Libyan rebels called Colonel Gaddafi a ‘rat’ before he lost power — not because he was in a hole, but just as an all-purpose insult. And he had called them rats too in a similar spirit. Yet the only Arabist I have been able to catch told me that rat is not a usual animal insult in Arabic, dog being the standard strong term, or donkey, which would scarcely occur to an English speaker.

English is uneven in its animal insults. Dirtiness seems to be the key. Pigs, which we like to eat, show at Blandings and happily turn into children’s characters, from Pinky and Perky to Peppa, still remain available as a term of abuse. It is just that the strength of the insult depends on the accompanying adjective. ‘You greedy pig’ has often been said affectionately. ‘You dirty pig’, seldom.

Dirtiness in animals is not a question of whether they wipe their hooves on the mat. Horses are definitely not dirty, and are not a term of insult. Dogs, like children, we pretend to be fond of, yet their carnivorous, scavenging ways give them a smear of uncleanness. Even so, dog, as an insult, has an air of archaism. Jonathan Swift used to write ‘dog’ in the margin of Bishop Burnet’s History of His Own Time, for Burnet was a Whig. Yet when Samuel Johnson declared that he did not let the Whig dogs have the best of it, he might on the same day have called some slightly disreputable friend a ‘gay dog’. By Dylan Thomas’s day, young doggishness could be a badge of pride.

Rattiness (beyond the irritable kind) remained a far from lovable quality, despite exceptions like Rat in The Wind in the Willows. It might be objected that Ratty is a water vole, but Ernest Shepard’s illustrations reveal the long, smooth tail of Rattus rattus.

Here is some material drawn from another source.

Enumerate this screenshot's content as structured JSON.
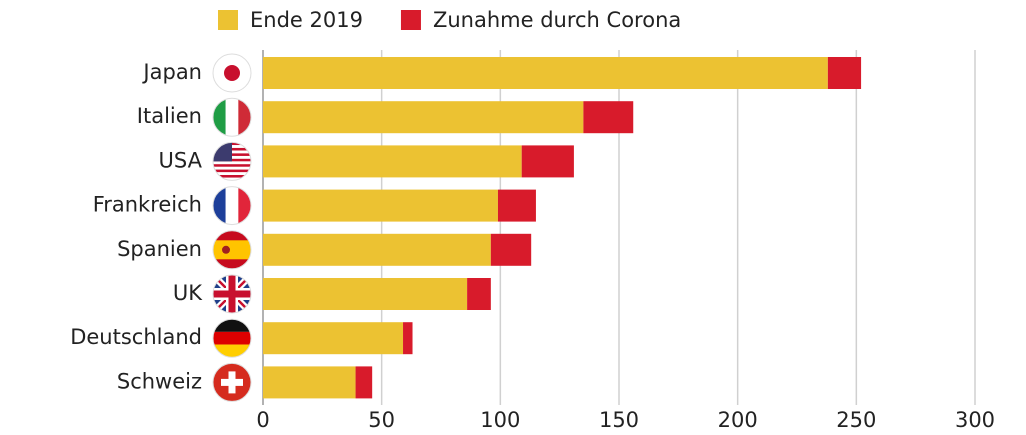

Like some crumbling Castilian town that has been going downhill since 1484, ‘rat’ has lost its fatal punch since the day in Richard III’s reign when Sir William Colyngburn had his life cut short by pasting up the couplet about ‘The Cat, the Rat and Lovel our Dog’. But perhaps, as in Libya recently, the real question is whom you say it about, and who’s in charge.